Solve the equation $y' + (xy)^2 = -2/(x^4)$ knowing that $y_1 = 1/(x^3)$ is the particular solution 
$$y' + (xy)^2 = -\frac2{x^4}\text{ with }y_1 = \frac1{x^3}$$

I have tried using various differential equations methods to solve but it appears to be very challenging.
 A: Your differential equation is a Riccati equation. The general form of this type is given by
$$y'+p(x)y+q(x)y^2=r(x)$$
The attempt is to set $y=y_1(x)+v(x)$ where $y_1(x)$ is a particular solution. In your case choose $y=\frac1{x^3}+v(x)$ and plug this in your equation. Considering $p(x)=x^2,q(x)=1$ and $r(x)=-\frac2{x^2}$ this yields to an ODE in $v(x)$ an just evaluate $y$ afterwards by adding the particular solution.
But there is a problem in your case; your given $y_1$ does not fulfill the DE since one would get
$$\begin{align}
\left(-\frac3{x^4}\right)+\left(\frac{x}{x^3}\right)^2=\frac1{x^4}-\frac3{x^4}=-\frac{2}{x^4}\ne-\frac2{x^2}
\end{align}$$
Therefore $y_1=\frac1{x^3}$ would be a solution if and only if the RHS is given by $-\frac2{x^4}$.

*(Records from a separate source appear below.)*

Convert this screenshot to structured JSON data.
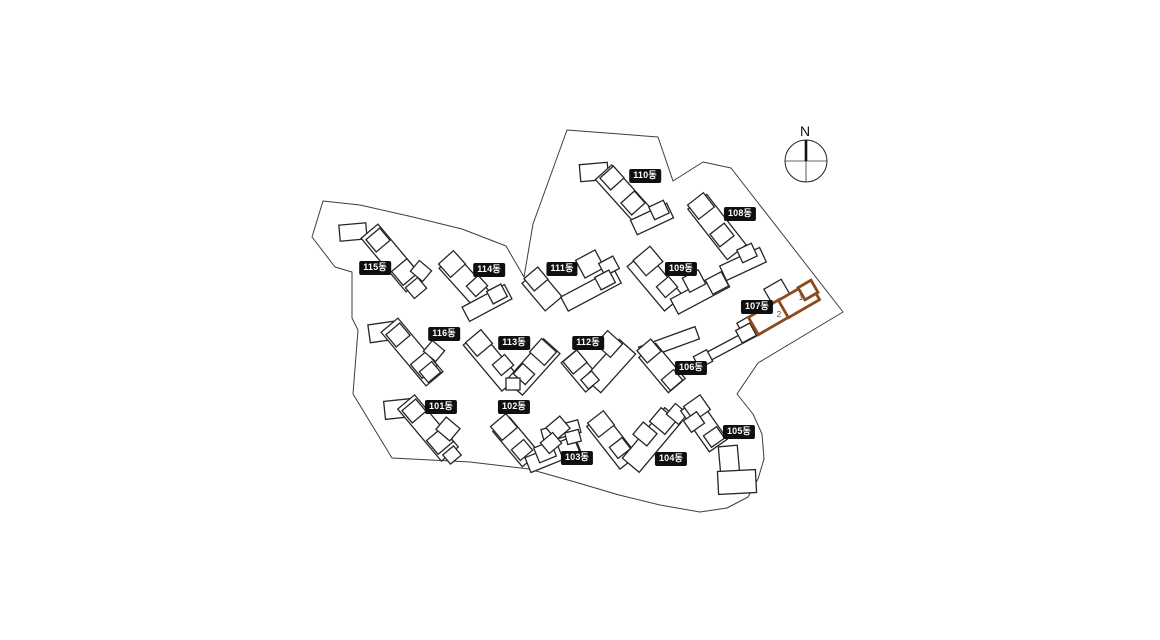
{
  "page": {
    "background": "#ffffff"
  },
  "compass": {
    "label": "N"
  },
  "site": {
    "stroke_color": "#3d3d3d",
    "boundary_points": "323,201 360,205 413,217 462,229 506,246 524,277 533,224 567,130 658,137 673,181 703,162 731,168 843,312 758,363 737,394 753,414 762,434 764,459 758,479 748,497 727,508 700,512 660,505 619,495 575,482 529,469 470,462 392,458 353,394 358,330 352,318 352,272 335,267 312,237"
  },
  "buildings": [
    {
      "id": "101",
      "label": "101동",
      "label_pos": [
        441,
        407
      ],
      "parts": [
        [
          398,
          409,
          27,
          18,
          -6
        ],
        [
          428,
          428,
          22,
          68,
          -40
        ],
        [
          414,
          411,
          18,
          16,
          -40
        ],
        [
          440,
          441,
          20,
          18,
          -40
        ],
        [
          448,
          429,
          18,
          16,
          40
        ],
        [
          452,
          455,
          14,
          12,
          -40
        ]
      ]
    },
    {
      "id": "102",
      "label": "102동",
      "label_pos": [
        514,
        407
      ],
      "parts": [
        [
          516,
          442,
          22,
          46,
          -40
        ],
        [
          553,
          455,
          54,
          16,
          -22
        ],
        [
          504,
          427,
          20,
          18,
          -40
        ],
        [
          522,
          450,
          16,
          14,
          -40
        ],
        [
          545,
          452,
          18,
          16,
          -22
        ],
        [
          568,
          447,
          18,
          16,
          -22
        ]
      ]
    },
    {
      "id": "103",
      "label": "103동",
      "label_pos": [
        577,
        458
      ],
      "parts": [
        [
          561,
          431,
          38,
          13,
          -15
        ],
        [
          558,
          428,
          18,
          16,
          -40
        ],
        [
          551,
          443,
          16,
          14,
          -40
        ],
        [
          573,
          437,
          14,
          12,
          -15
        ]
      ]
    },
    {
      "id": "104",
      "label": "104동",
      "label_pos": [
        671,
        459
      ],
      "parts": [
        [
          612,
          441,
          22,
          54,
          -38
        ],
        [
          652,
          440,
          22,
          66,
          40
        ],
        [
          601,
          424,
          20,
          18,
          -38
        ],
        [
          620,
          448,
          16,
          14,
          -38
        ],
        [
          645,
          434,
          18,
          16,
          40
        ],
        [
          663,
          421,
          20,
          18,
          40
        ],
        [
          677,
          414,
          16,
          14,
          40
        ]
      ]
    },
    {
      "id": "105",
      "label": "105동",
      "label_pos": [
        739,
        432
      ],
      "parts": [
        [
          704,
          425,
          22,
          50,
          -35
        ],
        [
          697,
          408,
          20,
          18,
          -35
        ],
        [
          694,
          422,
          16,
          14,
          -35
        ],
        [
          714,
          437,
          16,
          14,
          -35
        ],
        [
          729,
          460,
          19,
          28,
          -5
        ],
        [
          737,
          482,
          38,
          23,
          -3
        ]
      ]
    },
    {
      "id": "106",
      "label": "106동",
      "label_pos": [
        691,
        368
      ],
      "parts": [
        [
          669,
          343,
          60,
          13,
          -20
        ],
        [
          662,
          368,
          22,
          46,
          -40
        ],
        [
          649,
          351,
          18,
          16,
          -40
        ],
        [
          672,
          380,
          16,
          14,
          -40
        ]
      ]
    },
    {
      "id": "107",
      "label": "107동",
      "label_pos": [
        757,
        307
      ],
      "parts": [
        [
          777,
          292,
          20,
          18,
          -30
        ],
        [
          750,
          326,
          20,
          18,
          -30
        ],
        [
          730,
          345,
          64,
          9,
          -28
        ],
        [
          746,
          333,
          16,
          14,
          -28
        ],
        [
          703,
          359,
          15,
          13,
          -28
        ]
      ]
    },
    {
      "id": "108",
      "label": "108동",
      "label_pos": [
        740,
        214
      ],
      "parts": [
        [
          717,
          227,
          24,
          64,
          -38
        ],
        [
          701,
          206,
          20,
          18,
          -38
        ],
        [
          722,
          235,
          18,
          16,
          -38
        ],
        [
          743,
          264,
          44,
          16,
          -25
        ],
        [
          747,
          253,
          16,
          14,
          -25
        ]
      ]
    },
    {
      "id": "109",
      "label": "109동",
      "label_pos": [
        681,
        269
      ],
      "parts": [
        [
          655,
          281,
          24,
          58,
          -40
        ],
        [
          700,
          293,
          58,
          17,
          -28
        ],
        [
          648,
          261,
          22,
          20,
          -40
        ],
        [
          667,
          287,
          16,
          14,
          -40
        ],
        [
          694,
          281,
          18,
          16,
          -28
        ],
        [
          717,
          283,
          18,
          16,
          -28
        ]
      ]
    },
    {
      "id": "110",
      "label": "110동",
      "label_pos": [
        645,
        176
      ],
      "parts": [
        [
          594,
          172,
          28,
          17,
          -5
        ],
        [
          625,
          196,
          22,
          64,
          -42
        ],
        [
          612,
          178,
          18,
          16,
          -42
        ],
        [
          633,
          203,
          18,
          16,
          -42
        ],
        [
          652,
          219,
          40,
          16,
          -25
        ],
        [
          659,
          210,
          16,
          14,
          -25
        ]
      ]
    },
    {
      "id": "111",
      "label": "111동",
      "label_pos": [
        562,
        269
      ],
      "parts": [
        [
          542,
          290,
          22,
          36,
          -40
        ],
        [
          591,
          290,
          60,
          16,
          -28
        ],
        [
          590,
          264,
          22,
          20,
          -28
        ],
        [
          536,
          279,
          18,
          16,
          -40
        ],
        [
          609,
          266,
          16,
          14,
          -28
        ],
        [
          605,
          280,
          16,
          14,
          -28
        ]
      ]
    },
    {
      "id": "112",
      "label": "112동",
      "label_pos": [
        588,
        343
      ],
      "parts": [
        [
          581,
          371,
          20,
          38,
          -40
        ],
        [
          610,
          366,
          22,
          52,
          42
        ],
        [
          609,
          344,
          20,
          18,
          42
        ],
        [
          575,
          362,
          18,
          16,
          -40
        ],
        [
          590,
          380,
          14,
          12,
          -40
        ]
      ]
    },
    {
      "id": "113",
      "label": "113동",
      "label_pos": [
        514,
        343
      ],
      "parts": [
        [
          491,
          361,
          22,
          60,
          -40
        ],
        [
          533,
          367,
          22,
          56,
          42
        ],
        [
          479,
          343,
          20,
          18,
          -40
        ],
        [
          503,
          365,
          16,
          14,
          -40
        ],
        [
          543,
          352,
          20,
          18,
          42
        ],
        [
          524,
          374,
          16,
          14,
          42
        ],
        [
          513,
          384,
          14,
          12,
          0
        ]
      ]
    },
    {
      "id": "114",
      "label": "114동",
      "label_pos": [
        489,
        270
      ],
      "parts": [
        [
          468,
          284,
          22,
          62,
          -42
        ],
        [
          452,
          264,
          20,
          18,
          -42
        ],
        [
          477,
          286,
          16,
          14,
          -42
        ],
        [
          487,
          303,
          48,
          16,
          -28
        ],
        [
          497,
          294,
          16,
          14,
          -28
        ]
      ]
    },
    {
      "id": "115",
      "label": "115동",
      "label_pos": [
        375,
        268
      ],
      "parts": [
        [
          353,
          232,
          27,
          16,
          -5
        ],
        [
          392,
          258,
          22,
          70,
          -40
        ],
        [
          378,
          240,
          18,
          16,
          -40
        ],
        [
          405,
          272,
          20,
          18,
          -40
        ],
        [
          421,
          271,
          16,
          14,
          40
        ],
        [
          416,
          288,
          16,
          14,
          -40
        ]
      ]
    },
    {
      "id": "116",
      "label": "116동",
      "label_pos": [
        444,
        334
      ],
      "parts": [
        [
          382,
          332,
          26,
          18,
          -8
        ],
        [
          412,
          352,
          22,
          70,
          -40
        ],
        [
          398,
          335,
          18,
          16,
          -40
        ],
        [
          424,
          365,
          20,
          18,
          -40
        ],
        [
          434,
          351,
          16,
          14,
          40
        ],
        [
          430,
          372,
          16,
          14,
          -40
        ]
      ]
    }
  ],
  "highlight": {
    "building_id": "107",
    "color": "#8c4a1f",
    "parts": [
      [
        769,
        317,
        36,
        20,
        -30
      ],
      [
        799,
        300,
        36,
        20,
        -30
      ],
      [
        808,
        290,
        15,
        14,
        -30
      ]
    ],
    "units": [
      {
        "text": "1",
        "pos": [
          801,
          300
        ]
      },
      {
        "text": "2",
        "pos": [
          779,
          317
        ]
      }
    ]
  }
}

For clarification we are dealing with the following problem

$$y'+(xy)^2=-\frac2{x^4}\text{ with }y_1=\frac1{x^3}$$

Hence this DE is a Ricatti equation we make the attempt $y=y_1(x)+v(x)$ with the given particular solution. Plugging $y$ and $y'$ within the equation yields to
$$\begin{align}
\left(\frac1{x^3}+v(x)\right)'+\left(\frac1{x^2}+xv(x)\right)^2&=-\frac2{x^4}\\
-\frac3{x^4}+v'(x)+\frac1{x^4}+x^2v^2(x)+2\frac{v(x)}x&=-\frac2{x^4}\\
v'(x)+2\frac{v(x)}x+x^2v^2(x)&=0
\end{align}$$
The last equation is now a Bernoulli equation therefore we divide by $-v^2(x)$ perform the substitution $z=\frac1{v(x)}$ and $z'=-\frac{v'(x)}{v^2(x)}$ to get
$$\begin{align}
v'(x)+2\frac{v(x)}x+x^2v^2(x)&=0\\
\Leftrightarrow -\frac{v'(x)}{v^2(x)}-2\frac1{xv(x)}-x^2&=0\\
\Leftrightarrow z'-2\frac zx-x^2&=0\\
\end{align}$$
The last equation is a simple ODE in $z$ and can be solved by standard techniques. I will leave to you to verify that one will get
$$z=cx^2+x^3\Rightarrow v(x)=\frac1{cx^2+x^3}$$
and so we finally get 
$$y=y_1+v(x)=\frac1{x^3}+\frac1{cx^2+x^3}$$
as the general solution.
A: Equations of the type
$$
y'+(xy)^2=ax^b
$$
have solutions of the form $y=cx^d$ if
$$
cdx^{d-1}+c^2x^{2d+2}=ax^b
$$
This requires all three exponents to be equal, $d-1=2d+2=b$, so that $d=-3$, $b=-4$. Then necessarily $a=c(c-3)$, which with the choice $c=1$ gives $a=-2$, as you finally gave in the correction of your equation.

Sometimes increasing the order leads to an easier to solve problem, if there is a nice solution at all. So set $y=\frac{u'}{x^2u}$, then 
$$
-\frac2{x^4}=y'+(xy)^2=\frac{u''}{x^2u}-\frac{2u'}{x^3u}-\frac{u'^2}{x^2u^2}+\frac{u'^2}{x^2u^2}
\implies
x^2u''-2xu'+2u=0
$$
which indeed has easy solutions, for instance as Euler-Cauchy DE. You also know that $u_1=x$ is one solution, so that you can use order reduction.